Pharmacy workloads rise as several GP surgeries close in one area
Pharmacies in Brighton and Hove are struggling to cope with an “influx” of “displaced” patients after several GP surgeries closed in the area, a dispenser has claimed.
Since February 2015, eight GP practices have closed due to GP retirement, patient safety concerns and contract termination. A further two GP practices – Hove Park Villas Surgery and Rottingdean Branch Surgery – are due to close this month and in September, respectively.
The closures have left the primary care system in a “fragile state”, Benjamin D’Montigny, a locum dispenser who works in the Brighton and Hove area, told C+D last week (July 16).
Pharmacies near to the remaining GP surgeries have experienced “a big influx” of patients who have been “displaced” following the closures, as patients “will naturally go [to] the pharmacy that is closest to their local surgery”, Mr D’Montigny explained.
“One of the branches I locum in is seeing a lot [of] new patients,” he said, which means some pharmacies are having to deliver medicines to “patients quite far from [them]”.
Longer waiting times
“I’m [also] seeing an increased level of pressure stemming from [the remaining] surgeries struggling to handle prescription requests,” Mr D’Montigny claimed.
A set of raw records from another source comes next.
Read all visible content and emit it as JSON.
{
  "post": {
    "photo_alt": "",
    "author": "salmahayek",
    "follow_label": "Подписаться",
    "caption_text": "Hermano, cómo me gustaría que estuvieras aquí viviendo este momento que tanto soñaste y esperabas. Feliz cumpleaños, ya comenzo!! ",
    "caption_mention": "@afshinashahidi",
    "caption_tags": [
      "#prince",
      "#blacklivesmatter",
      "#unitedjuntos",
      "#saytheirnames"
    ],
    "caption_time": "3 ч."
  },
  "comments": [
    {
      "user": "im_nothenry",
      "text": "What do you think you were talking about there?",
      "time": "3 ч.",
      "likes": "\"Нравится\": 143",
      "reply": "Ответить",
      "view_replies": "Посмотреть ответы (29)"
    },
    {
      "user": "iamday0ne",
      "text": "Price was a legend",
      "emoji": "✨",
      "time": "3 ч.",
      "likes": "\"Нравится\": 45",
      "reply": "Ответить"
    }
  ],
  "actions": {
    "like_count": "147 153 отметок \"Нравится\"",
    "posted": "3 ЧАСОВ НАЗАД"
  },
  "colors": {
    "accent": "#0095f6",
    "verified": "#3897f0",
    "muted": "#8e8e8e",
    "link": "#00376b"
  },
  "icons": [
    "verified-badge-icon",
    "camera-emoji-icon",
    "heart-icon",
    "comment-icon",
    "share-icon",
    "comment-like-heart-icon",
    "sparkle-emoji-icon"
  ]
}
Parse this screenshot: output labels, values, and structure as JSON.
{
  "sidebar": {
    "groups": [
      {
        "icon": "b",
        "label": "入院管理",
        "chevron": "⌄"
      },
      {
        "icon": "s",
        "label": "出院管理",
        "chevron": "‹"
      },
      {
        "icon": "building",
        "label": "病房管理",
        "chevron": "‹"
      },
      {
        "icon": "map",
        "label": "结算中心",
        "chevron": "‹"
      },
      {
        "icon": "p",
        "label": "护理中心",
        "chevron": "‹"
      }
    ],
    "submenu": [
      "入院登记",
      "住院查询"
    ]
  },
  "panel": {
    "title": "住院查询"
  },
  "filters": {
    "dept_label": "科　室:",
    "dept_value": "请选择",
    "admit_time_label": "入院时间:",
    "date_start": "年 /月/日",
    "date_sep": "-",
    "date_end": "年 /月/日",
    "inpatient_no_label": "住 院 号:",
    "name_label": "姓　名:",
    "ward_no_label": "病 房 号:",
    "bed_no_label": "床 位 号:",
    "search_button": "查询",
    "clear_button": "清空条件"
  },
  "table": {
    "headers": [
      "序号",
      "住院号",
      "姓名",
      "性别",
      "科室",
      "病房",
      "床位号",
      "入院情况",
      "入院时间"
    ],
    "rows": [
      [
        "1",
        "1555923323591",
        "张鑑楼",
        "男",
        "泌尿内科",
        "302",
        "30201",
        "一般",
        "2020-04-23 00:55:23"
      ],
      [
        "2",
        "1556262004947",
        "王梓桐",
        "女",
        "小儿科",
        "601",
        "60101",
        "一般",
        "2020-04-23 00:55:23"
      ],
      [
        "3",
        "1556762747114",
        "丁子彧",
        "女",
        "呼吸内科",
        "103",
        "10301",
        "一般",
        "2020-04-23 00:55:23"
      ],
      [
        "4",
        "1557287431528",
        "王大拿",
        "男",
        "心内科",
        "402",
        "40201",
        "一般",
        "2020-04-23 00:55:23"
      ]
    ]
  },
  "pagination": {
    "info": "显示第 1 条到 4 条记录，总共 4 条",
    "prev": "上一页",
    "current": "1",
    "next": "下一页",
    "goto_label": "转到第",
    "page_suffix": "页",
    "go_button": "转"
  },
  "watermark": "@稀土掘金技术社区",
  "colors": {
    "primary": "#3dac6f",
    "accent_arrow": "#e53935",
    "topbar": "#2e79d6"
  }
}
This has “reflected poorly on pharmacies” as staff are “pushed to prepare medication requests in an unreasonable timeframe”, he added.
In one branch, “we’ve had to restrict the number of blister packs we’re taking on because we simply don’t have time to do them all”, Mr D’Montigny said. “We’re having to give patients longer waiting times because the surgeries are taking longer to process their prescriptions.”
Despite the extra workload, he and his dispensing colleagues are “trying to work harder so they can give the same level of service”. “[It] is frustrating for us…[because] we try to hold ourselves to a high standard and sometimes it is difficult to maintain,” he added.
LPC “aware of changes”
Community Pharmacy Surrey and Sussex chief executive James Wood said the local pharmaceutical committee (LPC) is “aware of the number of changes with practices in the areas and the potential impact it might have on local pharmacies, especially in relation to support for self-care and common illnesses.”
The LPC is planning to survey its members about their current workload, and “will be discussing further local [practice] changes with NHS England and clinical commissioning groups (CCGs)”, he added.
New GP incentives
Mr D’Montigny said he would like to see Brighton and Hove CCG provide incentives for new GP practices to open in the area, to help alleviate workload pressure on all healthcare professionals.
“That is going to increase our service level for patients,” he said. “We’ll be able to see prescriptions come back to us quicker, service [patients] quicker, and generally make the whole pharmacy experience a much better one.”
Brighton and Hove CCG did not respond to C+D’s request for comment at the time of going to press.
However, in a statement published last month announcing the closure of Rottingdean Branch GP surgery, Brighton and Hove CCG clinical chair Dr David Supple said: “A key area of our plans to improve health and social care across the city is to make sure general practice is more sustainable, more resilient and works efficiently and effectively for many years ahead.
“This will include integrating some services with other clinical specialists like pharmacists better supporting GPs, and helping GPs work more collaboratively together.”